A courageous scientist is attempting to identify the badly decomposed remains of 700 people who drowned in the Mediterranean Sea.
Few migrants who perish at sea are ever positively identified, even though the United Nations High Commissioner for Refugees (UNHCR) estimates that as many as 20,000 people have died in the last decade making Mediterranean crossings. The corpses are typically photographed with a code that may include their sex, if identifiable, and the date they were brought to shore—that’s it. They are buried in donated cemetery plots in graves marked with their codes. It is nearly impossible for loved ones to find them because the graves are spread across places such as the islands of Sicily, Lampedusa and Malta. The photos are almost always kept by parish priests who mind the anonymous graves. Sometimes, the number of dead are reported to the International Organization for Migration’s Missing Migrants Project, but the nationalities are generally logged as “unknown.” There is no central database that connects the photos and numbers and burial locations. And there is certainly no collection and cataloguing of DNA.
As one of Italy’s foremost forensic pathologists and anthropologists, Cattaneo thinks she can push the extremes of forensics so that all dead bodies are treated with equal dignity. Founder and director of the Labanof forensic pathology laboratory of the University of Milan, she has built a specialized career collecting forensic evidence from decomposed, burned and mutilated remains. The bodies she is working on under the hot Sicilian sun are those of hundreds of refugees and migrants who were escaping war and poverty. They left Libya headed for Europe by way of Italy or Malta. On April 18, 2015, their rickety, vastly overcrowded boat, known as the Peschereccio, a general term meaning fishing boat, sank to the bottom of the Mediterranean Sea. Of the estimated 800 or more onboard, only 28 men survived, making it the single deadliest migrant maritime disaster ever documented. Just 58 corpses were plucked from the ocean in the immediate aftermathThey were buried in Malta without autopsies or positive identification. The rest went down with the ship.

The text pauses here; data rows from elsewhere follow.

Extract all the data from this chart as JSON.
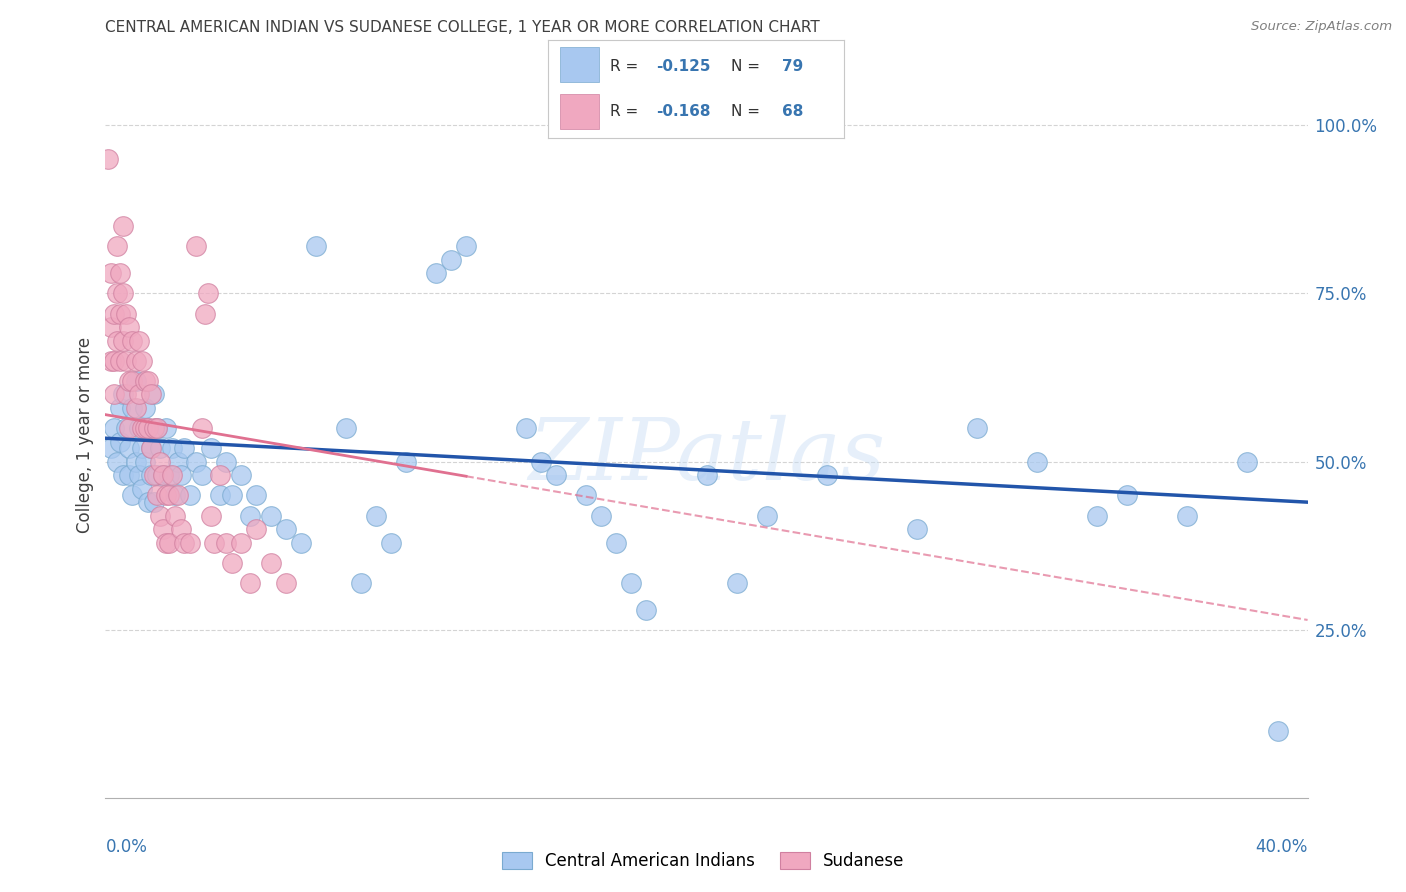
{
  "title": "CENTRAL AMERICAN INDIAN VS SUDANESE COLLEGE, 1 YEAR OR MORE CORRELATION CHART",
  "source": "Source: ZipAtlas.com",
  "ylabel": "College, 1 year or more",
  "xmin": 0.0,
  "xmax": 0.4,
  "ymin": 0.0,
  "ymax": 1.08,
  "watermark": "ZIPatlas",
  "blue_R": -0.125,
  "blue_N": 79,
  "pink_R": -0.168,
  "pink_N": 68,
  "blue_dots": [
    [
      0.002,
      0.52
    ],
    [
      0.003,
      0.55
    ],
    [
      0.004,
      0.5
    ],
    [
      0.005,
      0.58
    ],
    [
      0.005,
      0.53
    ],
    [
      0.006,
      0.6
    ],
    [
      0.006,
      0.48
    ],
    [
      0.007,
      0.55
    ],
    [
      0.008,
      0.52
    ],
    [
      0.008,
      0.48
    ],
    [
      0.009,
      0.58
    ],
    [
      0.009,
      0.45
    ],
    [
      0.01,
      0.62
    ],
    [
      0.01,
      0.5
    ],
    [
      0.011,
      0.55
    ],
    [
      0.011,
      0.48
    ],
    [
      0.012,
      0.52
    ],
    [
      0.012,
      0.46
    ],
    [
      0.013,
      0.58
    ],
    [
      0.013,
      0.5
    ],
    [
      0.014,
      0.55
    ],
    [
      0.014,
      0.44
    ],
    [
      0.015,
      0.52
    ],
    [
      0.015,
      0.48
    ],
    [
      0.016,
      0.6
    ],
    [
      0.016,
      0.44
    ],
    [
      0.017,
      0.55
    ],
    [
      0.017,
      0.48
    ],
    [
      0.018,
      0.52
    ],
    [
      0.019,
      0.48
    ],
    [
      0.02,
      0.55
    ],
    [
      0.021,
      0.48
    ],
    [
      0.022,
      0.52
    ],
    [
      0.023,
      0.45
    ],
    [
      0.024,
      0.5
    ],
    [
      0.025,
      0.48
    ],
    [
      0.026,
      0.52
    ],
    [
      0.028,
      0.45
    ],
    [
      0.03,
      0.5
    ],
    [
      0.032,
      0.48
    ],
    [
      0.035,
      0.52
    ],
    [
      0.038,
      0.45
    ],
    [
      0.04,
      0.5
    ],
    [
      0.042,
      0.45
    ],
    [
      0.045,
      0.48
    ],
    [
      0.048,
      0.42
    ],
    [
      0.05,
      0.45
    ],
    [
      0.055,
      0.42
    ],
    [
      0.06,
      0.4
    ],
    [
      0.065,
      0.38
    ],
    [
      0.07,
      0.82
    ],
    [
      0.08,
      0.55
    ],
    [
      0.085,
      0.32
    ],
    [
      0.09,
      0.42
    ],
    [
      0.095,
      0.38
    ],
    [
      0.1,
      0.5
    ],
    [
      0.11,
      0.78
    ],
    [
      0.115,
      0.8
    ],
    [
      0.12,
      0.82
    ],
    [
      0.14,
      0.55
    ],
    [
      0.145,
      0.5
    ],
    [
      0.15,
      0.48
    ],
    [
      0.16,
      0.45
    ],
    [
      0.165,
      0.42
    ],
    [
      0.17,
      0.38
    ],
    [
      0.175,
      0.32
    ],
    [
      0.18,
      0.28
    ],
    [
      0.2,
      0.48
    ],
    [
      0.21,
      0.32
    ],
    [
      0.22,
      0.42
    ],
    [
      0.24,
      0.48
    ],
    [
      0.27,
      0.4
    ],
    [
      0.29,
      0.55
    ],
    [
      0.31,
      0.5
    ],
    [
      0.33,
      0.42
    ],
    [
      0.34,
      0.45
    ],
    [
      0.36,
      0.42
    ],
    [
      0.38,
      0.5
    ],
    [
      0.39,
      0.1
    ]
  ],
  "pink_dots": [
    [
      0.001,
      0.95
    ],
    [
      0.002,
      0.78
    ],
    [
      0.002,
      0.7
    ],
    [
      0.002,
      0.65
    ],
    [
      0.003,
      0.72
    ],
    [
      0.003,
      0.65
    ],
    [
      0.003,
      0.6
    ],
    [
      0.004,
      0.82
    ],
    [
      0.004,
      0.75
    ],
    [
      0.004,
      0.68
    ],
    [
      0.005,
      0.78
    ],
    [
      0.005,
      0.72
    ],
    [
      0.005,
      0.65
    ],
    [
      0.006,
      0.85
    ],
    [
      0.006,
      0.75
    ],
    [
      0.006,
      0.68
    ],
    [
      0.007,
      0.72
    ],
    [
      0.007,
      0.65
    ],
    [
      0.007,
      0.6
    ],
    [
      0.008,
      0.7
    ],
    [
      0.008,
      0.62
    ],
    [
      0.008,
      0.55
    ],
    [
      0.009,
      0.68
    ],
    [
      0.009,
      0.62
    ],
    [
      0.01,
      0.65
    ],
    [
      0.01,
      0.58
    ],
    [
      0.011,
      0.68
    ],
    [
      0.011,
      0.6
    ],
    [
      0.012,
      0.65
    ],
    [
      0.012,
      0.55
    ],
    [
      0.013,
      0.62
    ],
    [
      0.013,
      0.55
    ],
    [
      0.014,
      0.62
    ],
    [
      0.014,
      0.55
    ],
    [
      0.015,
      0.6
    ],
    [
      0.015,
      0.52
    ],
    [
      0.016,
      0.55
    ],
    [
      0.016,
      0.48
    ],
    [
      0.017,
      0.55
    ],
    [
      0.017,
      0.45
    ],
    [
      0.018,
      0.5
    ],
    [
      0.018,
      0.42
    ],
    [
      0.019,
      0.48
    ],
    [
      0.019,
      0.4
    ],
    [
      0.02,
      0.45
    ],
    [
      0.02,
      0.38
    ],
    [
      0.021,
      0.45
    ],
    [
      0.021,
      0.38
    ],
    [
      0.022,
      0.48
    ],
    [
      0.023,
      0.42
    ],
    [
      0.024,
      0.45
    ],
    [
      0.025,
      0.4
    ],
    [
      0.026,
      0.38
    ],
    [
      0.028,
      0.38
    ],
    [
      0.03,
      0.82
    ],
    [
      0.032,
      0.55
    ],
    [
      0.033,
      0.72
    ],
    [
      0.034,
      0.75
    ],
    [
      0.035,
      0.42
    ],
    [
      0.036,
      0.38
    ],
    [
      0.038,
      0.48
    ],
    [
      0.04,
      0.38
    ],
    [
      0.042,
      0.35
    ],
    [
      0.045,
      0.38
    ],
    [
      0.048,
      0.32
    ],
    [
      0.05,
      0.4
    ],
    [
      0.055,
      0.35
    ],
    [
      0.06,
      0.32
    ]
  ],
  "blue_line": [
    [
      0.0,
      0.535
    ],
    [
      0.4,
      0.44
    ]
  ],
  "pink_line": [
    [
      0.0,
      0.57
    ],
    [
      0.4,
      0.265
    ]
  ],
  "pink_line_solid_end": 0.12,
  "title_color": "#404040",
  "source_color": "#808080",
  "axis_label_color": "#3875b0",
  "grid_color": "#d0d0d0",
  "bg_color": "#ffffff",
  "blue_dot_color": "#a8c8f0",
  "blue_dot_edge": "#7aaad0",
  "pink_dot_color": "#f0a8c0",
  "pink_dot_edge": "#d080a0",
  "blue_line_color": "#2255aa",
  "pink_line_color": "#e07090",
  "ytick_vals": [
    0.25,
    0.5,
    0.75,
    1.0
  ],
  "ytick_labels": [
    "25.0%",
    "50.0%",
    "75.0%",
    "100.0%"
  ]
}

Cattaneo, to this day, is working hard to develop a database, complete with DNA profiles, for the mothers, fathers, sisters and brothers on that ship, whose lives she knows are as important as yacht skippers and airliner passengers. The biggest obstacle she has faced, beyond apathy toward the victims, is the limits of traditional forensic, which are based on a system of either matching viable DNA from the deceased to carefully collected DNA from a living family member or matching dental records. With migrants it is rare that family members are actively searching for their relatives because it has been impossible to even know where the person might be or if he or she might be alive or dead. Cattaneo is determined to change that.